New Dimensions of Body-Perception in the Present Biotechnological Context

Teodora MANEA
New Dimensions of Body-Perception in the Present Biotechnological Context
Instituția: 
“Alexandru Ioan Cuza” University, Iaşi
Email autor: 
teo.manea@gmx.de
Abstract: 

Biotechnologies have introduced at least two new perspectives on body-perception. The first is determined by the new methods of analyzing, investigating and interpreting the body.
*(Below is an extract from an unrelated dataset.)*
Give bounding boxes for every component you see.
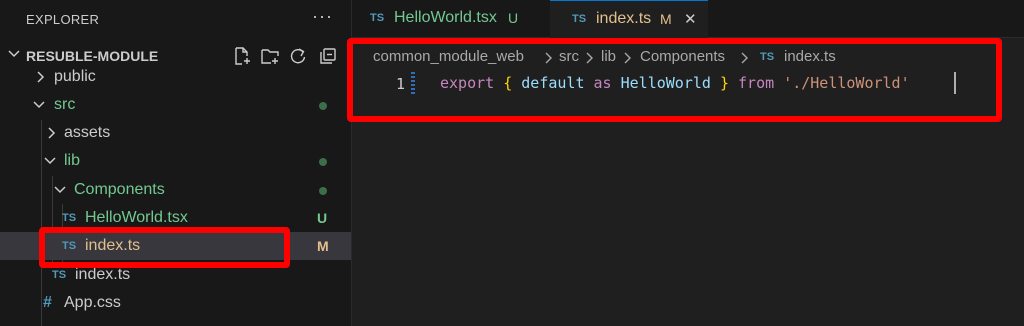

We know more and more about our body and we can predict some of the diseases that we or our children are going to develop. We tend to believe we can find our destiny in our genes. The second perspective concerns the new “products” of biotechnology, which can justly be called biofacts. A biofact is a living artefact, a new kind of being that is no longer autonomous and which is designed and engineered in a laboratory. These new perspectives on body-perception urge a reconsideration of the ontology of body. In my opinion, this ontology is dualistic. My thesis is that the materialization of the body, its reduction to a material substratum, and its separation from rationality and emotions, has turned the body into an artefact. I will describe in the first sections of this paper some aspects and key stages of this transformation, namely: 1) the externalisation of the body; 2) its interpretation and treatment as a machine and artefact; 3) the programming and reprogramming of bodies; 4) the social body; 5) undefined bodies (transsexuality); 6) hybrid bodies, and 7) bodies no longer alive (the "Body-Worlds" exhibition). In the last two sections of my paper, I stress the importance of ontology for ethical debates. We manage to realize the potential danger of the new technologies only if we know what kinds of entities they are related to. I follow Levinas’ definition of ethic as optic. Without an adequate perception we cannot gain adequate definitions of the new types of entities and of the new existential situations created by biotechnology. And as long as our language is inexact, we cannot formulate relevant ethical imperatives.